Συλλογή δεδομένων και εξόρυξη γνώσης από κοινωνικά δίκτυα : εφαρμογή data analysis τεχνικών σε σύνολα δεδομένων από το κοινωνικό δίκτυο Twitter
Data mining and knowledge discovery from social media : implementation data analysis methods on data collection from Twitter
KeywordsK-means ; Ward ; Ανάλυση δεδομένων ; Εξόρυξη γνώσης ; Data mining ; Twitter ; Συσταδοποίηση ; Ιεραρχική ανάλυση ; Κοινωνικά δίκτυα ; Social media ; Data analysis ; Clustering ; Agglomerative clustering ; Non-negative Matrix Factorization (NMF)

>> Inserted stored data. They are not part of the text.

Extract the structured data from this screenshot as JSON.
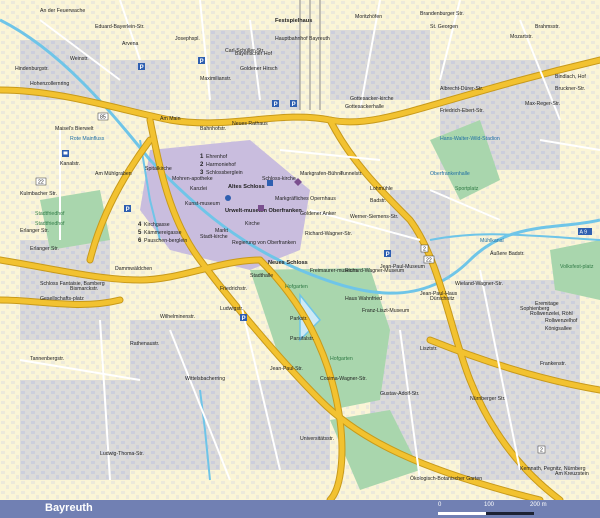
{
  "map_title": "Bayreuth",
  "scale": {
    "labels": [
      "0",
      "100",
      "200 m"
    ]
  },
  "colors": {
    "land": "#fbf5d6",
    "major_road": "#f2c230",
    "old_town": "#c9bdde",
    "park": "#a9d6ad",
    "water": "#6fc5e8",
    "built": "#c2c6da",
    "footer": "#7180b3"
  },
  "road_labels": [
    "An der Feuerwache",
    "Eduard-Bayerlein-Str.",
    "Arvena",
    "Weinstr.",
    "Josephspl.",
    "Am Main",
    "Carl-Schüller-Str.",
    "Nürnberger Str.",
    "Friedrichstr.",
    "Ludwigstr.",
    "Wilhelminenstr.",
    "Rathenaustr.",
    "Tannenbergstr.",
    "Lisztstr.",
    "Richard-Wagner-Str.",
    "Werner-Siemens-Str.",
    "Albrecht-Dürer-Str.",
    "Bahnhofstr.",
    "Kanalstr.",
    "Kulmbacher Str.",
    "Erlanger Str.",
    "Dammwäldchen",
    "Bismarckstr.",
    "Ludwig-Thoma-Str.",
    "Parsifalstr.",
    "Gustav-Adolf-Str.",
    "Dürschnitz",
    "Universitätsstr.",
    "Königsallee",
    "Äußere Badstr.",
    "Wieland-Wagner-Str.",
    "Hohenzollernring",
    "Cosima-Wagner-Str.",
    "Jean-Paul-Str.",
    "Frankenstr.",
    "Tunnelstr.",
    "Badstr.",
    "Wittelsbacherring",
    "Maximilianstr.",
    "Brandenburger Str.",
    "Hindenburgstr.",
    "Moritzhöfen",
    "St. Georgen",
    "Mozartstr.",
    "Brahmsstr.",
    "Bindlach, Hof",
    "Bruckner-Str.",
    "Max-Reger-Str.",
    "Gottesacker-kirche",
    "Friedrich-Ebert-Str.",
    "Hans-Walter-Wild-Stadion",
    "Oberfrankenhalle",
    "Mühlkanal",
    "Kemnath, Pegnitz, Nürnberg",
    "Am Kreuzstein",
    "Ökologisch-Botanischer Garten",
    "Rote Mainfluss",
    "Festspielhaus",
    "Hauptbahnhof Bayreuth",
    "Bayerischer Hof",
    "Goldener Hirsch",
    "Stadtfriedhof",
    "Gottesackerhalle",
    "Erlanger Str.",
    "Am Mühlgraben",
    "Parkstr.",
    "Sophienberg",
    "Markgrafen-Bühne"
  ],
  "sights": [
    {
      "num": "1",
      "label": "Ehrenhof"
    },
    {
      "num": "2",
      "label": "Harmoniehof"
    },
    {
      "num": "3",
      "label": "Schlossberglein"
    },
    {
      "num": "4",
      "label": "Kirchgasse"
    },
    {
      "num": "5",
      "label": "Kämmereigasse"
    },
    {
      "num": "6",
      "label": "Pauschen-berglein"
    }
  ],
  "place_labels": [
    "Mohren-apotheke",
    "Altes Schloss",
    "Schloss-kirche",
    "Markgräfliches Opernhaus",
    "Goldener Anker",
    "Urwelt-museum Oberfranken",
    "Kunst-museum",
    "Neues Rathaus",
    "Stadt-kirche",
    "Spitalkirche",
    "Regierung von Oberfranken",
    "Neues Schloss",
    "Stadthalle",
    "Hofgarten",
    "Freimaurer-museum",
    "Richard-Wagner-Museum",
    "Jean-Paul-Museum",
    "Haus Wahnfried",
    "Franz-Liszt-Museum",
    "Jean-Paul-Haus",
    "Maisel's Bierwelt",
    "Rollwenzelei, Röhl",
    "Eremitage",
    "Volksfest-platz",
    "Sportplatz",
    "Markt",
    "Gesellschafts-platz",
    "Schloss Fantaisie, Bamberg",
    "Kirche",
    "Rollwenzelhof",
    "Kanzlei",
    "Stadtfriedhof",
    "Hofgarten",
    "Lohmühle"
  ],
  "route_shields": [
    "85",
    "2",
    "22",
    "2",
    "22",
    "A 9"
  ],
  "icons": [
    "parking-icon",
    "bus-icon",
    "church-icon",
    "hotel-icon",
    "info-icon",
    "museum-icon"
  ]
}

This thesis was carried out as part of the undergraduate degree program Digital Systems, University of Piraeus, a curriculum mainly oriented in the sectors of Network-Oriented and Telecommunication Systems and Services aiming to develop future scientists capable of contributing to the development, implementation and management of modern digital systems. To this end, subject of the thesis is related to the newly developed domain of Big Data, their management and knowledge extraction from the web and especially social networks. We live in an age where people devote an important amount of their time on social networks, where they consume and produce unimaginable for earlier times, information sizes. The management of all this information has multifaceted benefits. With proper treatment of the data, we can extract valuable knowledge and conclusions almost for most aspects of human activity, as the disclosed information comes from a huge and diverse population of individuals in an environment that is similar enough to the real society. The solution to the problem of knowledge extraction from data comes from the IT industry and more specifically with the technologies of “data mining” and “data analysis”. In this document we will first present how we can export data from the social network Twitter, followed by processing them in order to able to “feed” machine learning algorithms and cluster the data according to their content. In the end we will deal with “topic detection”, i.e. a number of tools provided in order to discover hidden themes and concepts from out data collections.